Ip also expressed his disappointment with the lack of response from the GSA this year — first when graduate students were facing contract delays, and now with the tuition increases.
“I already have no faith in the GSA at all now,” he said. “If I was in any position that large, I would be organizing a protest … just direct protests in front of the president’s office.”
“They’ve been far too cozy with the people that are increasing our tuition and not giving us our contracts,” DeKeseredy added.
In a comment provided to The Gateway, GSA President Anas Fassih said that these tuition increases are being felt by students in a combination with other factors like inflation and the approved exceptional tuition increase last year.
He said that the GSA has expressed disapproval of the increases and that work is being done to help graduate students with the situation.
“The university administration expressed openness to work with us on bringing a measure of relief to graduate students,” the comment said. “One measure of relief that the university committed to graduate students is the removal of instalment fees, increase in financial aid, and providing guaranteed minimum funding packages for doctoral students.”
“We echo the sentiments from our student groups in individual departments and join them in opposing those tuition increases. Working with the University to save students some money does not mean we are agreeing to the increases.”
When asked if the GSA would consider the requests to do a strike vote, Fassih said that they “neither encourage nor discourage members from expressing their resistance to tuition increases.”

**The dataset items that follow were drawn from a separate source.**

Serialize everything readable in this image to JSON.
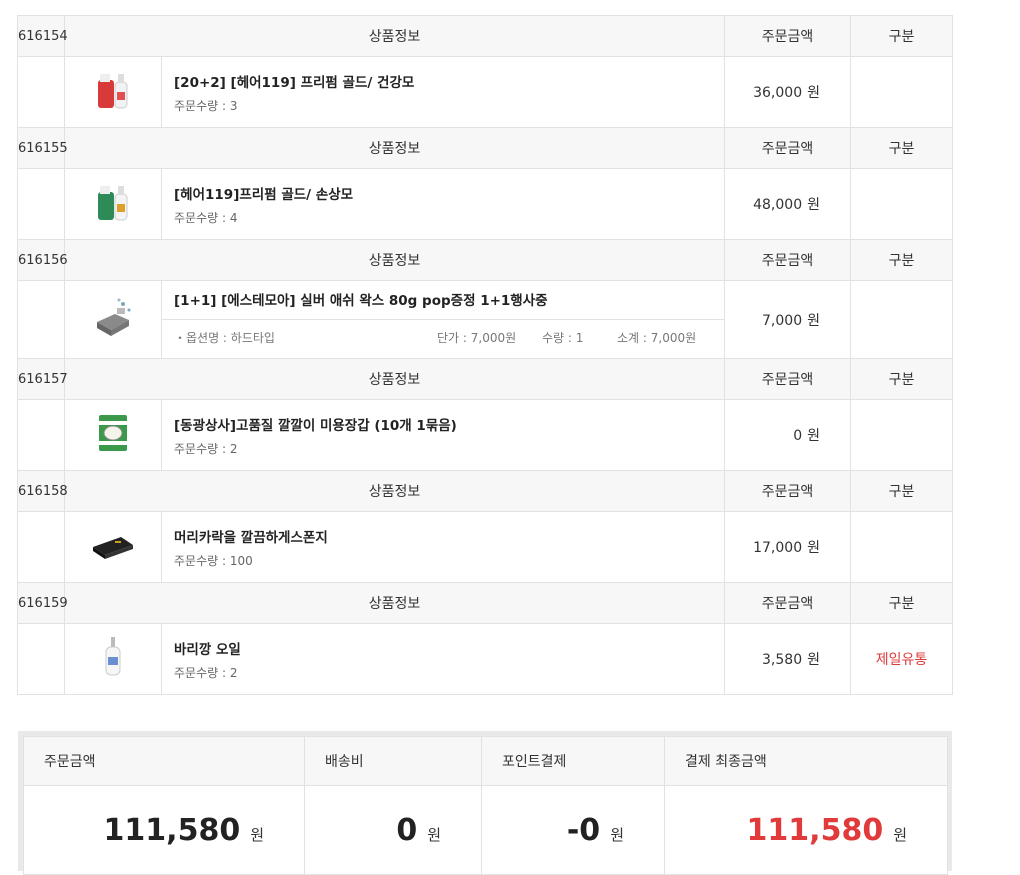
{
  "order_header": {
    "product_info": "상품정보",
    "order_amount": "주문금액",
    "category": "구분",
    "currency": "원"
  },
  "orders": [
    {
      "id": "616154",
      "name": "[20+2] [헤어119] 프리펌 골드/ 건강모",
      "qty": "주문수량 : 3",
      "amount": "36,000",
      "tag": ""
    },
    {
      "id": "616155",
      "name": "[헤어119]프리펌 골드/ 손상모",
      "qty": "주문수량 : 4",
      "amount": "48,000",
      "tag": ""
    },
    {
      "id": "616156",
      "name": "[1+1] [에스테모아] 실버 애쉬 왁스 80g pop증정 1+1행사중",
      "option": "・옵션명 : 하드타입",
      "unit_price": "단가 : 7,000원",
      "quantity": "수량 : 1",
      "subtotal": "소계 : 7,000원",
      "amount": "7,000",
      "tag": ""
    },
    {
      "id": "616157",
      "name": "[동광상사]고품질 깔깔이 미용장갑 (10개 1묶음)",
      "qty": "주문수량 : 2",
      "amount": "0",
      "tag": ""
    },
    {
      "id": "616158",
      "name": "머리카락을 깔끔하게스폰지",
      "qty": "주문수량 : 100",
      "amount": "17,000",
      "tag": ""
    },
    {
      "id": "616159",
      "name": "바리깡 오일",
      "qty": "주문수량 : 2",
      "amount": "3,580",
      "tag": "제일유통"
    }
  ],
  "summary": {
    "order_amount_label": "주문금액",
    "shipping_label": "배송비",
    "point_label": "포인트결제",
    "final_label": "결제 최종금액",
    "order_amount": "111,580",
    "shipping": "0",
    "point": "-0",
    "final": "111,580",
    "unit": "원"
  },
  "colors": {
    "accent_red": "#e03a3a",
    "header_bg": "#f7f7f7",
    "border": "#e2e2e2"
  },
  "thumbnails": [
    "hair-product-bottles-red",
    "hair-product-bottles-green",
    "wax-gift-box",
    "glove-pack",
    "black-sponge",
    "oil-bottle"
  ]
}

“Protesting takes resources, coordination, mobilization and wide interest from the larger membership. That is why it is a call the GSA executive team can make alone, especially since the GSA is also a union of Academically Employed Graduate Students (AEGS), a union that is bound by provincial legislations and a collective agreement with the university.”

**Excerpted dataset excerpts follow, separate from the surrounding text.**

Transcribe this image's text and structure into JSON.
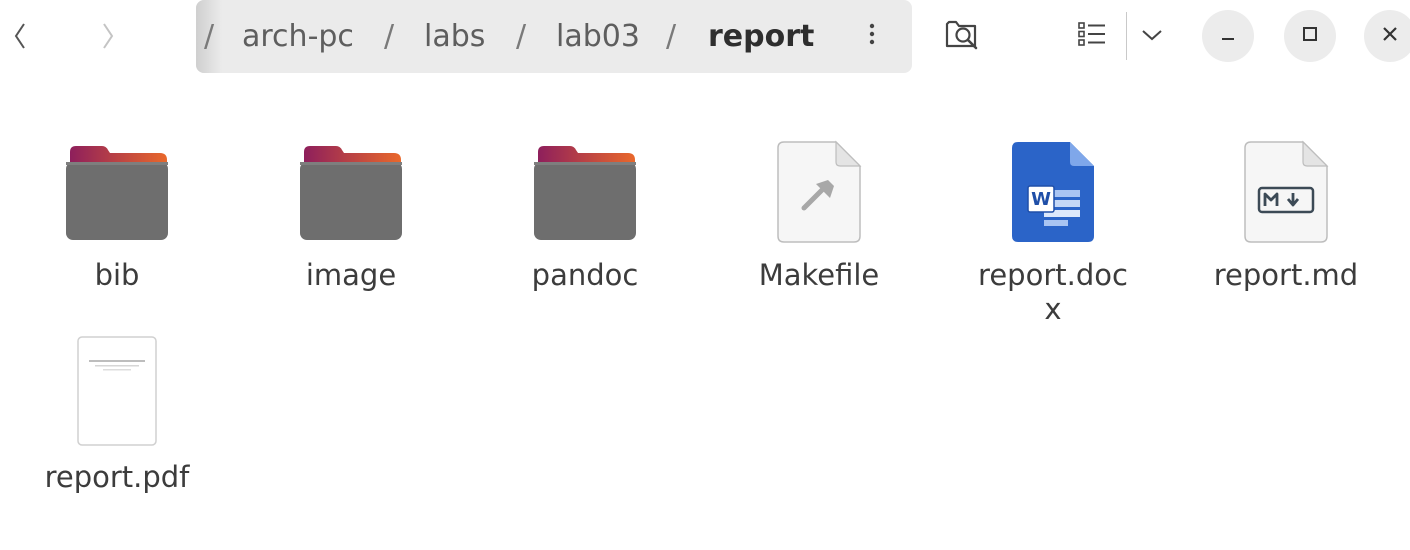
{
  "toolbar": {
    "back_icon": "chevron-left-icon",
    "forward_icon": "chevron-right-icon",
    "breadcrumb": {
      "separator": "/",
      "segments": [
        "arch-pc",
        "labs",
        "lab03",
        "report"
      ]
    },
    "menu_icon": "vertical-ellipsis-icon",
    "search_icon": "folder-search-icon",
    "view_icon": "list-view-icon",
    "view_dropdown_icon": "chevron-down-icon",
    "minimize_icon": "minimize-icon",
    "maximize_icon": "maximize-icon",
    "close_icon": "close-icon"
  },
  "files": [
    {
      "name": "bib",
      "type": "folder"
    },
    {
      "name": "image",
      "type": "folder"
    },
    {
      "name": "pandoc",
      "type": "folder"
    },
    {
      "name": "Makefile",
      "type": "makefile"
    },
    {
      "name": "report.docx",
      "type": "word-document"
    },
    {
      "name": "report.md",
      "type": "markdown"
    },
    {
      "name": "report.pdf",
      "type": "pdf"
    }
  ],
  "colors": {
    "folder_body": "#6e6e6e",
    "folder_tab_start": "#8e1f5c",
    "folder_tab_end": "#e9682b",
    "word_blue": "#2b64c8",
    "pathbar_bg": "#ebebeb"
  }
}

DeKeseredy said that she wants students to remember that their voices are important, especially before this proposal goes to the Board to Governors to get approved in the spring.
“Coming out of COVID-19 restrictions, and the isolation that we all felt and the university restructuring, I believe the students at the University of Alberta have forgotten that they have a voice and have forgotten that they have power.”
“I understand that the university and the government, they beat you down into thinking you don’t, but we still have time to do something. And your voices matter.”
UPDATE: This article was updated January 23 at 5:11 p.m. to include the statement released by AASUA in solidarity with students.